Ukraine: Une furieuse envie d’indépendance
Maîtresse de conférences en sciences politiques
Alors que Vladimir Poutine nie aux Ukrainiens leur capacité à s’autogouverner, la chercheuse en sciences politiques Alexandra Goujon rappelle, dans une tribune au « Monde », que leur indépendance est l’aboutissement d’une longue lutte au sein de l’Empire russe puis de l’Union soviétique.
Tribune.
La Russie a attaqué militairement l’Ukraine. Cette invasion s’inscrit dans la logique du discours du 21 février de Vladimir Poutine, qui parle de l’Ukraine comme d’une « colonie américaine » et qui nie aux Ukrainiens la capacité de se gouverner eux-mêmes. Or, le peuple ukrainien existe depuis plus longtemps que son Etat. A l’image d’autres peuples européens, un mouvement de renaissance nationale ukrainien apparaît à partir de la moitié du XIXe siècle dans l’Empire russe. Mais les autorités russes y voient la manipulation des Polonais. Des cercles nationaux (hromady) sont liquidés et l’interdiction d’imprimer en ukrainien est proclamée. Les Ukrainiens sont alors considérés comme des « Petits-Russes », une subdivision du peuple russe. Le foyer de la culture ukrainienne se déplace en Galicie autrichienne.
L’indépendance de l’Ukraine approuvée par référendum à plus de 92 % des voix en 1991 enclenche un processus de construction nationale et étatique longtemps empêché au sein de l’Empire russe puis de l’Union soviétique. Pour répondre aux doutes sur l’existence de son pays y compris chez son voisin de l’est, le deuxième président ukrainien et ancien responsable communiste, Leonid Koutchma, publie en 2003 un ouvrage en langue russe intitulé L’Ukraine n’est pas la Russie. Ce titre résonne aujourd’hui dans la nation ukrainienne qui exprime son effroi et revendique son unité face à l’attaquant russe.
Depuis trente ans, la population ukrainienne vit dans un imaginaire national distinct de celui de la Russie avec ses propres médias, musées, fêtes nationales et manuels d’histoire. Son opinion à l’égard de son voisin de l’est s’est teintée d’animosité lorsque, en 2014, elle observe, sous le choc, l’annexion de la Crimée et le soutien russe, contre Kiev, au séparatisme dans l’est du pays conduisant à une guerre qui a déjà fait plus de 14 000 morts. L’adhésion de l’Ukraine à l’Union européenne, vantée pour ses valeurs démocratiques, au moment de la révolution de Maïdan, en 2013-2014, est réclamée comme seule protection possible de l’Etat ukrainien parallèlement à une intégration à l’OTAN.

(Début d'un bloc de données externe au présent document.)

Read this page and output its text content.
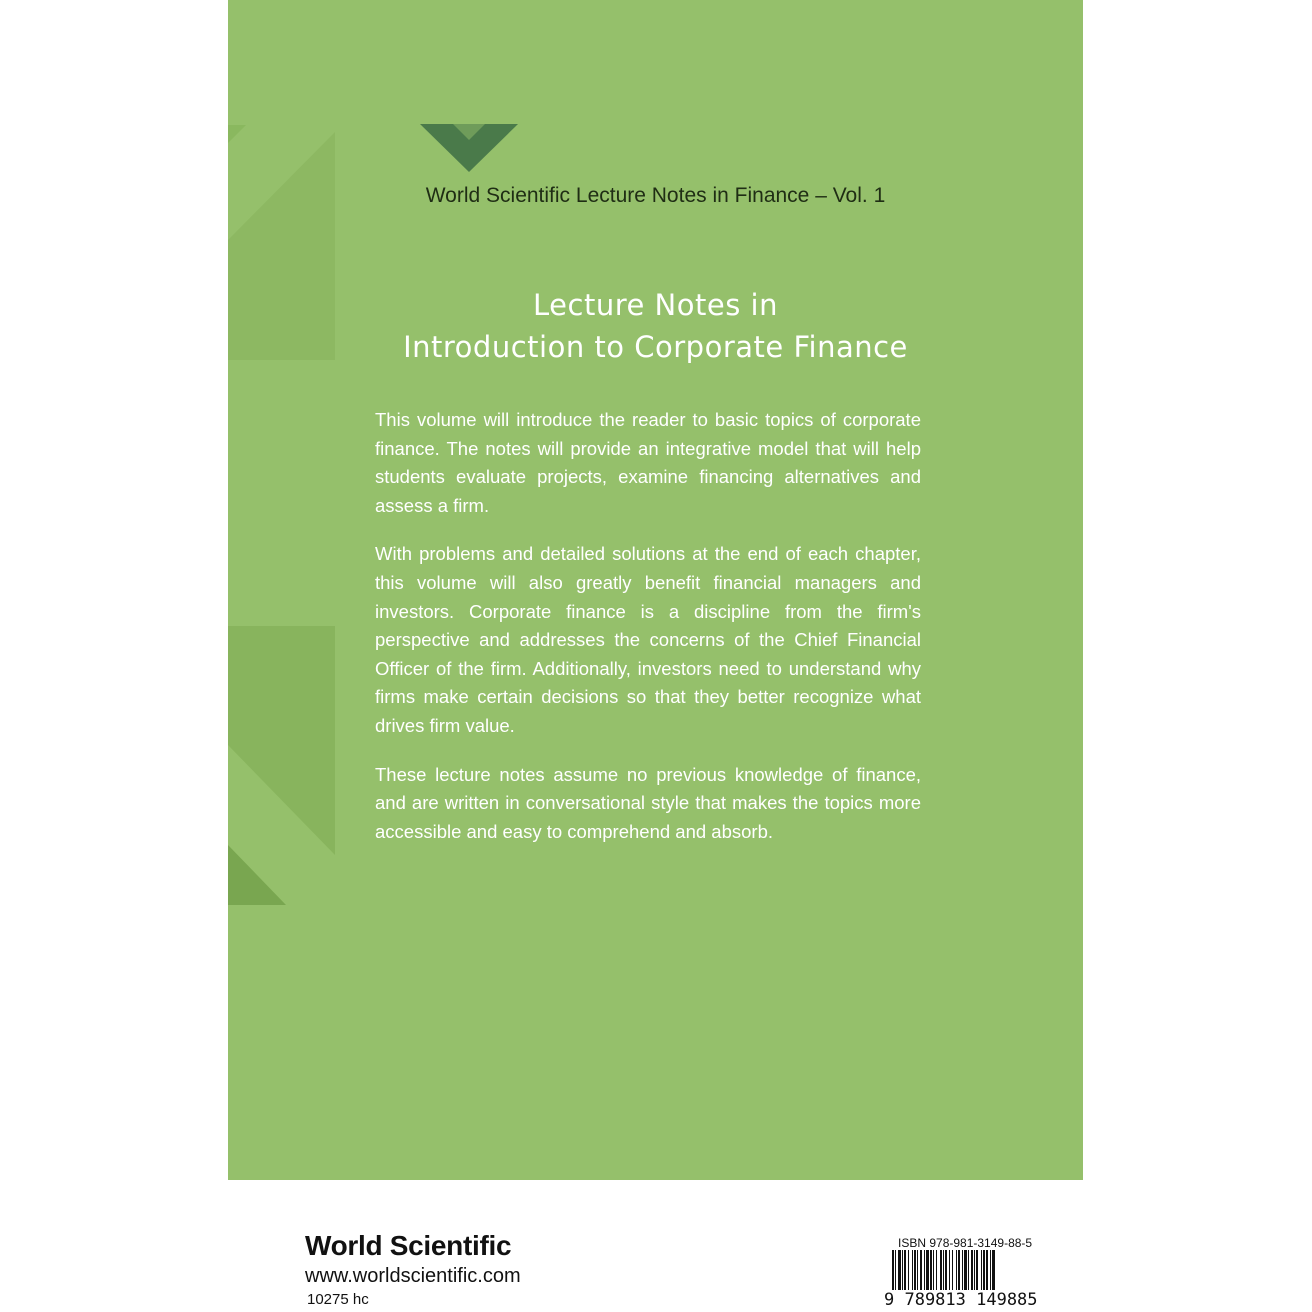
World Scientific Lecture Notes in Finance – Vol. 1
Lecture Notes in
Introduction to Corporate Finance

This volume will introduce the reader to basic topics of corporate finance. The notes will provide an integrative model that will help students evaluate projects, examine financing alternatives and assess a firm.

With problems and detailed solutions at the end of each chapter, this volume will also greatly benefit financial managers and investors. Corporate finance is a discipline from the firm's perspective and addresses the concerns of the Chief Financial Officer of the firm. Additionally, investors need to understand why firms make certain decisions so that they better recognize what drives firm value.

These lecture notes assume no previous knowledge of finance, and are written in conversational style that makes the topics more accessible and easy to comprehend and absorb.

World Scientific
www.worldscientific.com
10275 hc
ISBN 978-981-3149-88-5
9 789813 149885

Certes, l’URSS, créée en 1922, a donné à l’Ukraine ses contours étatiques actuels et contribué à faire émerger un sentiment national à travers l’usage de la nationalité (appartenance ethnique) dans les documents administratifs ou la création de structures à caractère national (union des écrivains, académie des sciences, parti communiste…). Les bolcheviks avaient cherché, notamment, à donner des gages aux Ukrainiens en tant que peuple opprimé dans l’Empire russe, pour les faire adhérer à la cause communiste. Mais l’indépendance, bien que proclamée en 1918, fut une perspective qui disparut quelques mois plus tard dans une guerre civile meurtrière.